Munich, Germany – Chemical group Wacker started operating its new logistics centre in China on 15 Sept, the Munich-based company has announced.
The facility is located on Wacker’s Zhangjiagang production site in Jiangsu province and will be used as a distribution centre for downstream silicone products manufactured on site.
According to Wacker, a total of €6 million has been invested in this new logistics centre, which includes a 4,000-sq-m high-bay warehouse.
All incoming and outbound goods are recorded electronically and distributed across the centre’s 9,000 pallet bays by a computer-aided warehouse management system.
“The Chinese chemical market is not only one of the largest in the world, but also one of the most demanding,” said Wacker silicones president Christian Hartel during the inauguration ceremony.

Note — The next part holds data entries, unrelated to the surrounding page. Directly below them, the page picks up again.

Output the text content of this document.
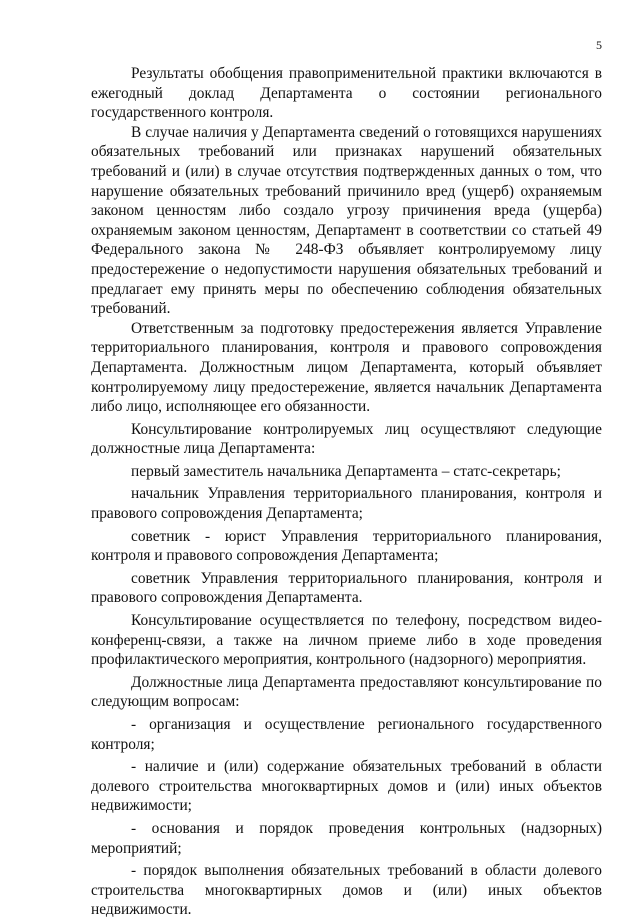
5

Результаты обобщения правоприменительной практики включаются в ежегодный доклад Департамента о состоянии регионального государственного контроля.

В случае наличия у Департамента сведений о готовящихся нарушениях обязательных требований или признаках нарушений обязательных требований и (или) в случае отсутствия подтвержденных данных о том, что нарушение обязательных требований причинило вред (ущерб) охраняемым законом ценностям либо создало угрозу причинения вреда (ущерба) охраняемым законом ценностям, Департамент в соответствии со статьей 49 Федерального закона № 248-ФЗ объявляет контролируемому лицу предостережение о недопустимости нарушения обязательных требований и предлагает ему принять меры по обеспечению соблюдения обязательных требований.

Ответственным за подготовку предостережения является Управление территориального планирования, контроля и правового сопровождения Департамента. Должностным лицом Департамента, который объявляет контролируемому лицу предостережение, является начальник Департамента либо лицо, исполняющее его обязанности.

Консультирование контролируемых лиц осуществляют следующие должностные лица Департамента:

первый заместитель начальника Департамента – статс-секретарь;

начальник Управления территориального планирования, контроля и правового сопровождения Департамента;

советник - юрист Управления территориального планирования, контроля и правового сопровождения Департамента;

советник Управления территориального планирования, контроля и правового сопровождения Департамента.

Консультирование осуществляется по телефону, посредством видео-конференц-связи, а также на личном приеме либо в ходе проведения профилактического мероприятия, контрольного (надзорного) мероприятия.

Должностные лица Департамента предоставляют консультирование по следующим вопросам:

- организация и осуществление регионального государственного контроля;

- наличие и (или) содержание обязательных требований в области долевого строительства многоквартирных домов и (или) иных объектов недвижимости;

- основания и порядок проведения контрольных (надзорных) мероприятий;

- порядок выполнения обязательных требований в области долевого строительства многоквартирных домов и (или) иных объектов недвижимости.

Hartel went on to explain that the Chinese market was “highly competitive” and demanded continuous optimisation of service quality.
According to the German chemical company, Wacker’s Zhangjiagang site has been experiencing a rise in volumes for years and the new centre can supply customers with silicone products “faster and with greater flexibility”.
The high-bay warehouse, said Wacker, allows for further expansions in the future.
In addition to that, the IT-assisted warehouse management system will also help to improve the handling of small-volume speciality products.
Wacker has been operating its own subsidiary in China for 20 years and has expanded its activities significantly in recent years. It has two technical centres and three production sites. The group produces silicones and polymers in Zhangjiagang and Nanjing, both situated in Jiangsu province.
Wacker generated sales of over €1.2 billion in the greater China region (including Taiwan) in 2014.